En étant solidaire et cohérente, en parlant d’une voix, l’Europe a un poids prépondérant dans le monde.
– les acteurs qui ont causé la crise sont quelques acteurs financiers et quelques personnes, situés aux Etats-Unis, encouragées par un système laxiste et insuffisamment régulé, personnes qui étaient soit mal intentionnées soit irresponsables.
– les acteurs finaux les plus touchés par cette crise financière devenue économique, sont très nombreux, non seulement américains mais aussi européens, asiatiques, sud-américains, moyen-orientaux et Africains. Ce sont outre les entreprises qui sont ici considérés comme acteurs intermédiaires, d’abord des êtres humains, des familles, des personnes qui vont perdre leur logement, leur emploi, les chômeurs qui ont avoir du mal à retrouver du travail, les épargnants dont la valeur d’épargne a fondu, non seulement les fortunés mais aussi les retraités dont les revenus sont tirés de fonds de retraite par capitalisation. Dans un tel cas on voit la faiblesse du système américain comparé à une système de retraite par répartition qui lui est plus sensible à l’évolution démographique mais moins aux aléas de la bourse (même le fonds de retraite des fonctionnaires américains a perdu en 2008 3 Mds de $ sur un total de 65 Mds de $).
– Régulation et surveillance financière opérées différemment selon les Etats alors qu’il y a porosité complète entre les économies et les entreprises de ces Etats.
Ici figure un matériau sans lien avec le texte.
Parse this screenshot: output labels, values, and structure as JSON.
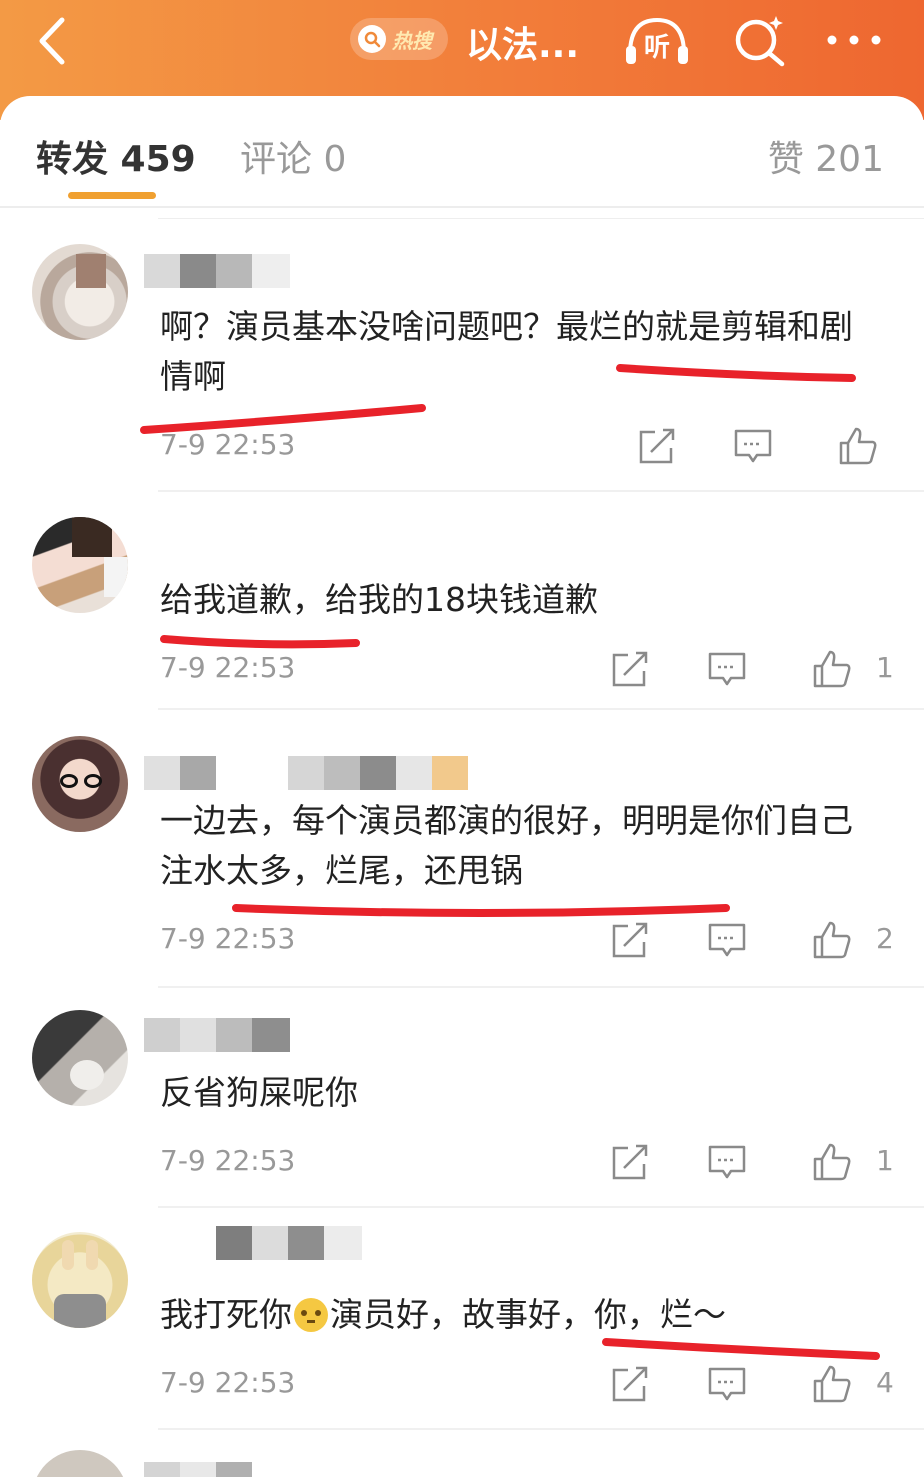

On constate donc que même si la finance et les banques européennes et notamment françaises étaient mieux équilibrées, mieux dotées de fonds propres, mieux régulées et surveillées que la finance et les banques américaines, elles n’ont pas été à l’abris des dégâts collatéraux, du fait de l’interdépendance économique et financière dans la mondialisation et notamment dans un contexte de libre-échange, de déréglementation à tout va.
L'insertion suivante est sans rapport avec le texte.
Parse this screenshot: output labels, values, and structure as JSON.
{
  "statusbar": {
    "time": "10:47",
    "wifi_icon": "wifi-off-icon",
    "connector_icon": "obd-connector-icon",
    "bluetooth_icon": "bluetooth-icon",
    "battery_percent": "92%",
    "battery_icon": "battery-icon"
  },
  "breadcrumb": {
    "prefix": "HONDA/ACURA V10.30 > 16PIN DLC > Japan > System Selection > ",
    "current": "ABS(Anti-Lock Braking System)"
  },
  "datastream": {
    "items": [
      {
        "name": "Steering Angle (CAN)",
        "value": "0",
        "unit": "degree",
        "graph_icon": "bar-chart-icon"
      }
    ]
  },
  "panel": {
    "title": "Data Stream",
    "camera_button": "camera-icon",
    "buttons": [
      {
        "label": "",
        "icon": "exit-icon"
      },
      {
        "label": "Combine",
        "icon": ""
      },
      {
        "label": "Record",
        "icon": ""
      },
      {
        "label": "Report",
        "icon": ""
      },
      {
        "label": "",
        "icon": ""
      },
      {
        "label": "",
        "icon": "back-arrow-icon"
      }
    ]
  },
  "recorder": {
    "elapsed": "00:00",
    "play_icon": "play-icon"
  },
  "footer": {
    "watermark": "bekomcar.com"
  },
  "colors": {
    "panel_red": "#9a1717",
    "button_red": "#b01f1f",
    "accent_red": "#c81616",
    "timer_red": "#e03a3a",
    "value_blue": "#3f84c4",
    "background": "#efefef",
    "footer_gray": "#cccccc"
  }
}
Seule une régulation cohérente au niveau mondial sera efficace. Son préalable est une régulation européenne cohérente et le poids de l’Europe pour peser dans les décisions visant à mettre en place cette régulation internationale.
– Le facteur culturel.
Pourquoi l’environnement bancaire et financier américain est-il tant sujet à des déficiences de contrôle, que les Européens semblent découvrir maintenant avec effroi et stupeur ? Par exemple les enquêtes et contrôles de la SEC aux Etats-Unis, qui équivaut à l’AMF, sont « sur pièce » (et sur déclaration sur l’honneur) et pratiquement jamais « sur place », contrairement à chez nous. Idem d’ailleurs au Royaume Uni. Cela vient notamment d’un facteur culturel : dans la culture anglo-saxonne protestante, le mensonge est inadmissible et si un acteur ment ou commet un délit, il se trouvera toujours un délateur pour le dénoncer, ce dernier étant considéré comme un héros et la délation comme un acte civique. Alors que dans les pays latins, le menteur ou celui qui profite du système, fraude le fisc, sait contourner la loi, est un rusé (presque un héros) et le délateur est considéré comme un traître et un collabo. Voyez l’image populaire dont bénéficie Bernard Tapie en France !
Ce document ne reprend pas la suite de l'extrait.